К этому времени Фредерик оказался в столь затруднительном положении, что объявил своей подруге о необходимости расстаться. Она давно была готова к этому и не сделала никакого усилия, чтобы удержать его: она знала, что он пожертвовал для нее всем, чем мог; ей оставалось только покориться и постараться скрыть от него свое горе. В последний раз они пообедали имеете. Уходя, Фредерик сунул в муфту Бернеретты пакетик — ив нем все, что у него еще оставалось. Она проводила его до дому и всю дорогу молчала. Когда фиакр остановился, она поцеловала возлюбленному руку, уронила несколько слезинок, и они расстались.
VII
Между тем у Фредерика не было ни намерения, ни возможности уехать. Принятые на себя долговые обязательства, с одной стороны, и практика — с другой, удерживали его в Париже. Он горячо принялся за работу, чтобы прогнать охватившую его тоску. Он перестал бывать у Жерара, на целый месяц заперся дома и выходил только затем, чтобы отправиться в суд. Внезапное одиночество, наступившее после столь рассеянной жизни, повергло его в глубокую меланхолию. Иногда он проводил целые дни, шагая по комнате вдоль и поперек, не притрагиваясь к книгам и не зная, что с собой делать. Масленица отошла. За февральскими снегопадами последовали ледяные мартовские дожди. Не стало больше ни забав, ни друзей, чтобы отвлечь Фредерика от печальных дум, и он с горечью предавался чувству уныния, которое навевает это тоскливое время Года, недаром прозванное «мертвым сезоном».

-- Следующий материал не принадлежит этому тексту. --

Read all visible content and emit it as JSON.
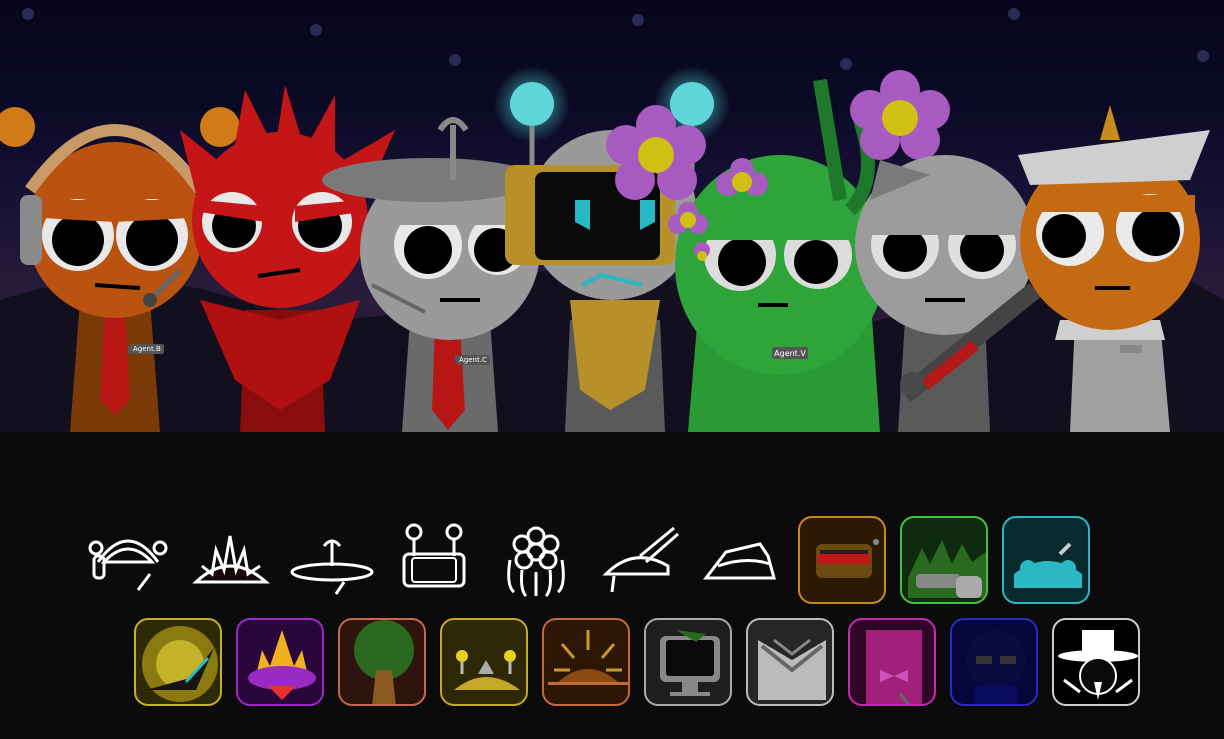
{
  "stage": {
    "characters": [
      {
        "id": "brud",
        "color": "#b9530f"
      },
      {
        "id": "raddy",
        "color": "#c41616"
      },
      {
        "id": "clukr",
        "color": "#9a9a9a"
      },
      {
        "id": "fun-bot",
        "color": "#9a9a9a"
      },
      {
        "id": "vineria",
        "color": "#2ea43a"
      },
      {
        "id": "gray",
        "color": "#9c9c9c"
      },
      {
        "id": "oren",
        "color": "#c46a12"
      }
    ],
    "name_tags": [
      "Agent.B",
      "Agent.C",
      "Agent.V"
    ]
  },
  "palette": {
    "row1": [
      {
        "id": "headphones-icon",
        "style": "outline"
      },
      {
        "id": "spiky-crown-icon",
        "style": "outline"
      },
      {
        "id": "antenna-hat-icon",
        "style": "outline"
      },
      {
        "id": "robot-screen-icon",
        "style": "outline"
      },
      {
        "id": "flower-mane-icon",
        "style": "outline"
      },
      {
        "id": "shotgun-hat-icon",
        "style": "outline"
      },
      {
        "id": "captain-hat-icon",
        "style": "outline"
      },
      {
        "id": "visor-icon",
        "style": "card",
        "border": "#c78a1c",
        "bg": "#2a1a04"
      },
      {
        "id": "minigun-icon",
        "style": "card",
        "border": "#44c43a",
        "bg": "#0f2a0f"
      },
      {
        "id": "teal-bot-icon",
        "style": "card",
        "border": "#2ab8c4",
        "bg": "#062a2e"
      }
    ],
    "row2": [
      {
        "id": "yellow-stealth-icon",
        "style": "card",
        "border": "#c4b22a",
        "bg": "#2e2a06"
      },
      {
        "id": "purple-flame-icon",
        "style": "card",
        "border": "#9a2ac4",
        "bg": "#2a063a"
      },
      {
        "id": "tree-icon",
        "style": "card",
        "border": "#c46a4a",
        "bg": "#2e140c"
      },
      {
        "id": "yellow-antenna-icon",
        "style": "card",
        "border": "#c4a82a",
        "bg": "#2e2806"
      },
      {
        "id": "sun-crown-icon",
        "style": "card",
        "border": "#c46a3a",
        "bg": "#2e1606"
      },
      {
        "id": "monitor-icon",
        "style": "card",
        "border": "#aaaaaa",
        "bg": "#1e1e1e"
      },
      {
        "id": "gray-chevron-icon",
        "style": "card",
        "border": "#bbbbbb",
        "bg": "#262626"
      },
      {
        "id": "pink-bow-icon",
        "style": "card",
        "border": "#c42ab0",
        "bg": "#2e0628"
      },
      {
        "id": "blue-shades-icon",
        "style": "card",
        "border": "#2a2ac4",
        "bg": "#06063a"
      },
      {
        "id": "top-hat-icon",
        "style": "card",
        "border": "#cccccc",
        "bg": "#000000"
      }
    ]
  }
}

Как‑то раз Жерар навестил Фредерика и спросил его о причине столь внезапного исчезновения. Фредерик не стал скрывать от друга, чем вызвано его отшельничество, но от предложенной помощи отказался.
— Настало время, — сказал он Жерару, — покончить с привычками, которые ни к чему не могут привести меня, кроме гибели. Лучше претерпеть некоторые неприятности, чем довести себя до настоящей беды.

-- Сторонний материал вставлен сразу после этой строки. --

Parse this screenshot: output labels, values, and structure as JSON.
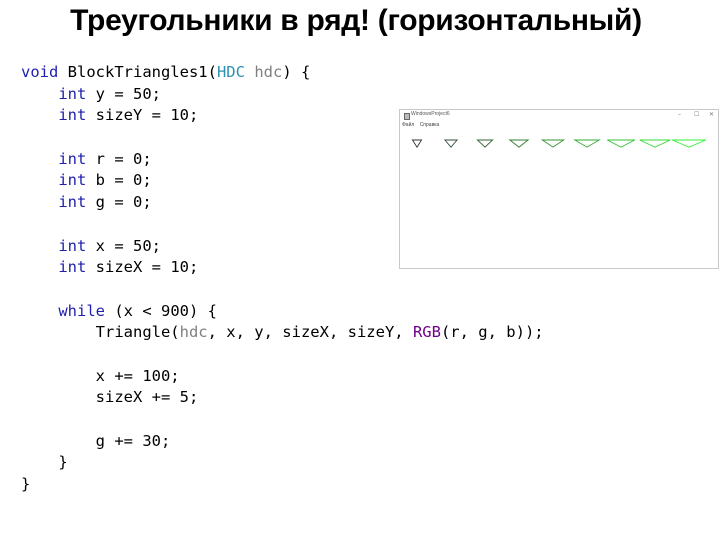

Фредерик не скрывал своего горя от разлуки с Бернереттой, и Жерару оставалось только пожалеть друга, хотя он и приветствовал принятое им решение.
В середине великого поста Фредерик отправился на бал в Оперу. Публики там оказалось мало. В этом последнем прощании с зимними развлечениями не было даже сладости воспоминаний. Оркестр, более многочисленный, чем посетители, играл в пустом зале кадрили минувшего зимнего сезона. Несколько масок слонялись по фойе; их манера держаться и речь говорили о том, что женщины из общества не посещают более эти забытые праздники. Фредерик уже собирался уходить, когда к нему подсела маска, и он узнал Бернеретту. Она сказала, что пришла только в надежде повстречать его. Он спросил, что она Делала с тех пор, как они не виделись; она ответила, что надеется снова поступить в театр и учит роль для дебюта. Фредерику очень хотелось повести ее ужинать, но он вспомнил, с какой легкостью он при таких же обстоятельствах дал себя увлечь по возвращении из Безаисона. Он пожал Бернеретте руку и вышел из зала один.
Говорят, что лучше горе, чем скука. Это грустное изречение, к несчастью, справедливо. Перед лицом горя, каково бы оно ни было, благородная душа находит в себе силы и мужество для борьбы с ним; большое страдание часто оказывается большим благом. Скука же, напротив, точит и разрушает человека. Ум цепенеет, тело томится в неподвижности, мысль витает без пели. Когда жизнь лишена смысла, подобное состояние хуже смерти. Если страсть находится в противоречии с благоразумием, жизненными интересами и здравым смыслом, то каждый может с легкостью и вполне справедливо порицать человека, отдавшегося такой страсти. Для подобных случаев существует множество готовых доводов, и волей — неволей приходится на них сдаться. Но вот рассудок и благоразумие одержали верх, и страсть принесена в жертву. Какие аргументы остаются тогда у философа и софиста? Что ответят они человеку, который скажет: «Я последовал вашим советам, но я все потерял. Я поступил благоразумно, но я страдаю».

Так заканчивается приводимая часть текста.